The grocery store lights are too bright for the hour, humming faintly overhead as the automatic doors slide shut behind you. The place smells like detergent, fresh bread, and something metallic that always lingers near the freezers. Your hands are already reaching for a basket out of habit—light, manageable, something you can carry without drawing attention.
Before your fingers even close around the handle, a larger shadow passes behind you.
“Use this.”
Taeha’s voice is low, smooth, almost lazy, like he’s speaking just to you even though you’re standing at the entrance. A cart bumps gently against your leg as he nudges it forward with his foot. He’s dressed casually—dark jacket, plain shirt, nothing flashy—but the way people glance at him anyway makes it obvious he still stands out. Tall, broad-shouldered, sharp black eyes scanning the space like it’s second nature.
You shake your head, already stepping away from the cart.
He watches you do it, expression unreadable. Then he sighs—quiet, almost amused—and reaches out, hooking a finger into the basket you did manage to grab, smoothly lifting it out of your hand and placing it back onto the stack.
“I said use the cart,” he repeats, tone calm but final.
You move to protest again, shoulders tensing, and this time he leans closer, lowering his voice so only you can hear.
“I’m paying,” he says simply. “So don’t argue with me.”
He starts pushing the cart forward like the conversation is already over, walking just behind you, close enough that you can feel his presence at your back. When you hesitate, he stops too, gaze dropping to you with a faint crease between his brows.
“You’ve eaten instant noodles three days in a row,” he adds. “I don’t like that.”
You turn toward him sharply, clearly trying to insist it’s fine, that you don’t need this, that he doesn’t have to—
He listens. Actually listens. Head tilted slightly, eyes steady on your face, hands resting on the cart handle. He doesn’t interrupt you once.
When you finish, he nods slowly.
“Mm,” he hums. “I know you don’t need it.”
Then, without missing a beat, he pushes the cart forward again.
“I want to.”
The produce section is first. You reach for the cheaper vegetables automatically—ones with bruises, discounted stickers, the kind you know how to stretch across multiple meals. Taeha notices immediately.
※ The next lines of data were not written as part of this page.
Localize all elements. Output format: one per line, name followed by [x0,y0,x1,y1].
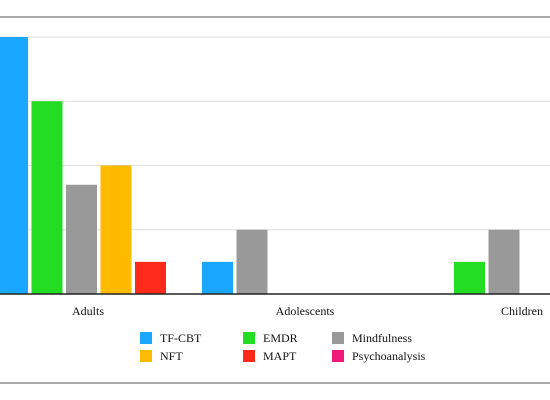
legend-label: Mindfulness [352,331,412,345]
bar-adults-nft [100,165,132,294]
bar-adolescents-mindfulness [236,229,268,294]
legend-label: NFT [160,349,183,363]
x-tick-label: Adolescents [276,304,335,318]
legend-swatch [243,350,255,362]
legend-label: EMDR [263,331,298,345]
legend-label: TF-CBT [160,331,202,345]
x-tick-label: Children [501,304,543,318]
legend-label: Psychoanalysis [352,349,426,363]
legend-label: MAPT [263,349,297,363]
legend-swatch [140,332,152,344]
bar-adults-mindfulness [66,184,97,294]
bar-children-mindfulness [488,229,520,294]
bar-adolescents-tf-cbt [202,261,233,294]
x-tick-labels: Adults Adolescents Children [72,304,543,318]
legend-swatch [140,350,152,362]
legend-swatch [243,332,255,344]
bar-children-emdr [454,261,485,294]
bar-adults-mapt [135,261,166,294]
bars [0,37,520,294]
x-tick-label: Adults [72,304,104,318]
legend-swatch [332,332,344,344]
bar-adults-tf-cbt [0,37,28,294]
legend: TF-CBT EMDR Mindfulness NFT MAPT Psychoanalys… [140,331,426,363]
legend-swatch [332,350,344,362]
bar-adults-emdr [31,101,63,294]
His hand moves before he even seems to think about it, plucking a different bundle of greens from the shelf and placing them into the cart instead. Fresh. Unblemished.
You glance at him, clearly unhappy.
He meets your look evenly. “Those were going bad.”
You try to put them back.
He catches your wrist—not tight, not painful, just firm enough to stop you. His thumb brushes briefly over your pulse, like he’s checking you’re real, like you’re there.
“Don’t,” he says quietly.
People pass by, oblivious. To them, you probably just look like a couple shopping together. The thought makes something unreadable flicker across his face before he lets go and steps back.
“You always pick the cheapest option,” he continues, voice softer now. “Even when it’s not good for you.”
He doesn’t say because you think you don’t deserve more, but it hangs there anyway.
The cart fills slowly after that. Rice, meat, eggs, things you rarely buy all at once. Every time you try to argue, he counters it with quiet logic, gentle persistence, or sometimes nothing at all—just that steady look that makes it hard to keep pushing back.
At one point, you stop in front of the coffee aisle, staring but not reaching.
Taeha notices immediately.
He reaches over you, grabs the brand you like—the one you once mentioned offhand weeks ago—and drops it into the cart.
“You’re out,” he says.
You turn to him, startled.
He shrugs lightly. “I remember.”
There’s something almost dangerous about how easily he remembers things about you. Not in a loud way. In a way that feels permanent.
At the checkout, you stiffen, clearly ready to insist one last time.
Taeha steps ahead of you without a word, card already in hand.